Is it time to declare California out of the drought? Some water experts say yes. Sort of.
Storms have filled reservoirs and built up snowpack in the Sierra.
California now has enough extra surface water for this time of year to fill a reservoir the size of Folsom Lake, one and a half times, says Jay Lund with UC Davis’s Center for Watershed Sciences.
“Two years ago about this time we were about 8 million acre-feet down in terms of total surface water storage," says Lund. An acre-foot is enough to supply two to three California households for a year by some estimates.
Precipitation totals in Northern California from January 4-11. Credit / National Weather Service Sacramento
"Beginning of this year we were about two million acre-feet down and now we’re about 1.5 million acre-feet up,"he says.
So when it comes to surface water, most of California is no longer in a drought. There is one exception: Santa Barbara. The city depends on Lake Cachuma, which holds just 11 percent of its historical average.
"Lake Cachuma has just been a very unlucky place to capture storms," says Lund.
Reservoir water levels as of January 11, 2017 Credit / California Department of Water Resources
But when it comes to groundwater, the southern Central Valley has a long way to go.
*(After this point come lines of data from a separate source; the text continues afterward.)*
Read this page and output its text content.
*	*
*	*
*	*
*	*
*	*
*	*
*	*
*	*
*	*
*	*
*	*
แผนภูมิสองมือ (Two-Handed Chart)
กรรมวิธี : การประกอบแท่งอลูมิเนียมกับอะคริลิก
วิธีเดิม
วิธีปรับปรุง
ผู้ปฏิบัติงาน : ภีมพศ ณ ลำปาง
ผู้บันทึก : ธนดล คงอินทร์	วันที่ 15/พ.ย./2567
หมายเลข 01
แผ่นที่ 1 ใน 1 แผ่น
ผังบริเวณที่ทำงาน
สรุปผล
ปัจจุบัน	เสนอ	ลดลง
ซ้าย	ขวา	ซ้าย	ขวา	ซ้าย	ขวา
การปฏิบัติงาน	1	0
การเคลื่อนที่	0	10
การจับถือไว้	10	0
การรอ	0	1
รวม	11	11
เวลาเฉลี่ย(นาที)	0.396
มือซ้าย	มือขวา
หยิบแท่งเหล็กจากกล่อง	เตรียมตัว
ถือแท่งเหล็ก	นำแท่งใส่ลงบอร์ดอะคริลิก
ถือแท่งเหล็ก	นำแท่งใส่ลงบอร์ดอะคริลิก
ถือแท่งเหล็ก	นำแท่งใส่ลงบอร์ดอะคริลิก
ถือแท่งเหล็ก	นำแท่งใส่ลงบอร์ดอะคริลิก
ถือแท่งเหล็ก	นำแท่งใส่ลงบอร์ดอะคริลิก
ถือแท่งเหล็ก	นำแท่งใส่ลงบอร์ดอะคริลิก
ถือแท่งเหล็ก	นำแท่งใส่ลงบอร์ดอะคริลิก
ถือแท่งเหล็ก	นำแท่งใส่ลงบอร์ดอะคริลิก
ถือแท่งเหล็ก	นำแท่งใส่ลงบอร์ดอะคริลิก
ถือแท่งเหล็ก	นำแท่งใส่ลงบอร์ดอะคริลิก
“It’s much drier than the Sacramento Valley, and there are much larger agricultural demands and those were supplied during the drought mostly by additional groundwater pumping.”
It may take years or decades to bust the groundwater drought. Lund says some aquifers may never recover. Groundwater provides 30 to 45 percent of the state’s water supply – more during dry years.
On Thursday, the U.S. Drought Monitor showed almost 42 percent of California is no longer in a drought.
But as the chart above shows, half of the state, all in the central and southern regions, remains in severe drought or worse.